Politica, religione, giornali,
televisione, scuola, università, industria. Non si salva nessuno. Stanno
peggio solo i rivenditori di auto usate. E cresce esponenzialmente il
pregiudizio antiscientifico, soprattutto su temi che toccano tasti
sensibili come la salute. Il caso più emblematico è quello dei vaccini
che, dopo averci liberati da tanti mali, vengono additati come la causa
di altrettanti mali. Una irragionevole demonizzazione che inizia nel
1998, quando viene, incautamente, pubblicato su
Lancet uno
sciagurato articolo, rivelatosi poi fraudolento, dell’ex medico Andrew
Wakefield, che sosteneva l’esistenza di una correlazione tra diffusione
del vaccino trivalente Mmr e aumento dell’autismo. Era tutta una bufala.

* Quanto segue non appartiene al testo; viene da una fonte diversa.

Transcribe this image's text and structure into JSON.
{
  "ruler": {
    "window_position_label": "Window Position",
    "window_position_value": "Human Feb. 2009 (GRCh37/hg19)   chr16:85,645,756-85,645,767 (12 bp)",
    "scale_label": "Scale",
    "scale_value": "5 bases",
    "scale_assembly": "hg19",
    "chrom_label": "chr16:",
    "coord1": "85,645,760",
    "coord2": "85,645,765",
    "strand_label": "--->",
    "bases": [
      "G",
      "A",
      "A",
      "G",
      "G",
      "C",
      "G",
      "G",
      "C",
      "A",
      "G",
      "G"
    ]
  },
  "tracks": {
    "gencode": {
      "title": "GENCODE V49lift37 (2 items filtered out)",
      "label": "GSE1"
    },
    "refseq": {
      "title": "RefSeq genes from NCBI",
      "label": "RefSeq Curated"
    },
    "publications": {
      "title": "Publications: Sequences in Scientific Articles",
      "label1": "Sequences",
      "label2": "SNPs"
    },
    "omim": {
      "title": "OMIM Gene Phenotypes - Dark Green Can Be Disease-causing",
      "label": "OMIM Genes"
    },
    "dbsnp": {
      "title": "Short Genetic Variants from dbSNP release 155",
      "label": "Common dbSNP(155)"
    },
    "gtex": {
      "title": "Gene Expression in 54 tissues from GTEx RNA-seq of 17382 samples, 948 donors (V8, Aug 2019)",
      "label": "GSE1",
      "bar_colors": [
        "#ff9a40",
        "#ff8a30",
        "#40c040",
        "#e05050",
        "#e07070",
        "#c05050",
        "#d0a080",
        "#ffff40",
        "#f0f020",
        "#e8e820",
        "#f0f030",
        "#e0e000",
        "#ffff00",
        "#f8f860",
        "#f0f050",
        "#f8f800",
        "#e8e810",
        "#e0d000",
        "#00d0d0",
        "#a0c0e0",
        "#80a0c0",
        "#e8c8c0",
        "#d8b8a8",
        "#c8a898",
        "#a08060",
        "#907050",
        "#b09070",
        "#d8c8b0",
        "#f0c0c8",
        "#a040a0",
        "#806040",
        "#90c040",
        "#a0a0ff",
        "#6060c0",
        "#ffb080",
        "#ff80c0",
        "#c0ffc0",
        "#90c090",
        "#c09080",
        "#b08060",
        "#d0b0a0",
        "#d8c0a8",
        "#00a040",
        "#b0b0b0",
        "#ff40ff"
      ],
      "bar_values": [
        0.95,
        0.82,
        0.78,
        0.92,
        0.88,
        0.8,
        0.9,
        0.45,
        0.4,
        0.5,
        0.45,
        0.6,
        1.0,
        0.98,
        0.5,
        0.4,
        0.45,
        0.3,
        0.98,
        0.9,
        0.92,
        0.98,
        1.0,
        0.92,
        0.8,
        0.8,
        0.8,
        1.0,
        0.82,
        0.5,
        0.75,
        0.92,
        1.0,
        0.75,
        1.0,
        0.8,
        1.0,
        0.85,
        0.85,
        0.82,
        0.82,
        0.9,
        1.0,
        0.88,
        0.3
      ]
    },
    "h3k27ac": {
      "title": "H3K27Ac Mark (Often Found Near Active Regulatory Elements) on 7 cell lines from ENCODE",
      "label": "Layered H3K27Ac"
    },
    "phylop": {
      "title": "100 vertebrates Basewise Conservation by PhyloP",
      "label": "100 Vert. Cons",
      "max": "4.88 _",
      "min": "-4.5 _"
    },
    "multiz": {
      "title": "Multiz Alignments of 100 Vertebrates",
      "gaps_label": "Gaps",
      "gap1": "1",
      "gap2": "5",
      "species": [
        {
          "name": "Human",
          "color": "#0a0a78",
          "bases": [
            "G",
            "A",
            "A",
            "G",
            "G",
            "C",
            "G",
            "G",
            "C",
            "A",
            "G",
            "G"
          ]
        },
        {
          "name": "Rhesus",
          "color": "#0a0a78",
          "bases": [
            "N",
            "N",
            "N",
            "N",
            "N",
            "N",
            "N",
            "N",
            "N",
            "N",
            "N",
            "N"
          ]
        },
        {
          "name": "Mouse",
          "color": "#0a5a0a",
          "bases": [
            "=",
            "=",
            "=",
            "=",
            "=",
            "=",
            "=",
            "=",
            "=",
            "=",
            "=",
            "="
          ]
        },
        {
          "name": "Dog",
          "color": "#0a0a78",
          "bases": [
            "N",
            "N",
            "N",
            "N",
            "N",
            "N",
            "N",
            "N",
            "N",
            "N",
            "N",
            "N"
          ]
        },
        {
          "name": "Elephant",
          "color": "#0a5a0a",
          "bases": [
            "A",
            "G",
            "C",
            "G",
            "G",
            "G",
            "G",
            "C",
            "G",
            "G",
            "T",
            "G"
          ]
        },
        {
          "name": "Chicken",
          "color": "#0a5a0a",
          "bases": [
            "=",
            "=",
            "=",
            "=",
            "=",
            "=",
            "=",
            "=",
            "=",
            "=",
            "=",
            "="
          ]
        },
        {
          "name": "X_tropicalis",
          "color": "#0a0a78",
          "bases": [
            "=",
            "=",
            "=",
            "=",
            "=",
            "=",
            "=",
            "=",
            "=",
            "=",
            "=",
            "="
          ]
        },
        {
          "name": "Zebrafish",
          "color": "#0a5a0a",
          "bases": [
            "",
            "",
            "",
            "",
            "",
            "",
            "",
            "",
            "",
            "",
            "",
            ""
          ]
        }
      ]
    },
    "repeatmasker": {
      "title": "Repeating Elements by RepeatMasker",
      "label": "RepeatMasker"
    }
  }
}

Ma nonostante le smentite del General Medical Council britannico e la
sconfessione della stessa
Lancet, che ha ritirato lo scritto, le
vaccinazioni sono crollate. In realtà pare che il vero scopo della
pubblicazione fosse quello di lucrare su un vaccino alternativo
brevettato dal novello Dulcamara. Oltretutto, la Court of Protection
inglese ha accertato che la mamma di uno dei bambini autistici
all’origine della vicenda ha mentito.
Ma l’ineffabile Wakefield è
tornato di recente agli onori della cronaca con il documentario
autocelebrativo «Vaccinati: dall’insabbiamento alla catastrofe», che ad
aprile avrebbe dovuto inaugurare il Tribeca Film Festival di New York,
diretto da Robert De Niro, comprensibilmente sensibile al tema in quanto
padre di un ragazzo autistico. Ma la bufala è stata smascherata da un
gruppo di scienziati e De Niro ha cancellato il film. Eppure il rischio
vaccino per molti è diventato un dogma 2.0. Anche perché sono in tanti a
pensare che dietro ci siano solo gli interessi delle case
farmaceutiche. Così una mappazza di false evidenze e di pseudo
conoscenze rischia di anabolizzare il web rendendo difficile distinguere
tra verità e impostura. A tutti noi il compito di civilizzare la rete,
facendola uscire dallo stato di natura digitale.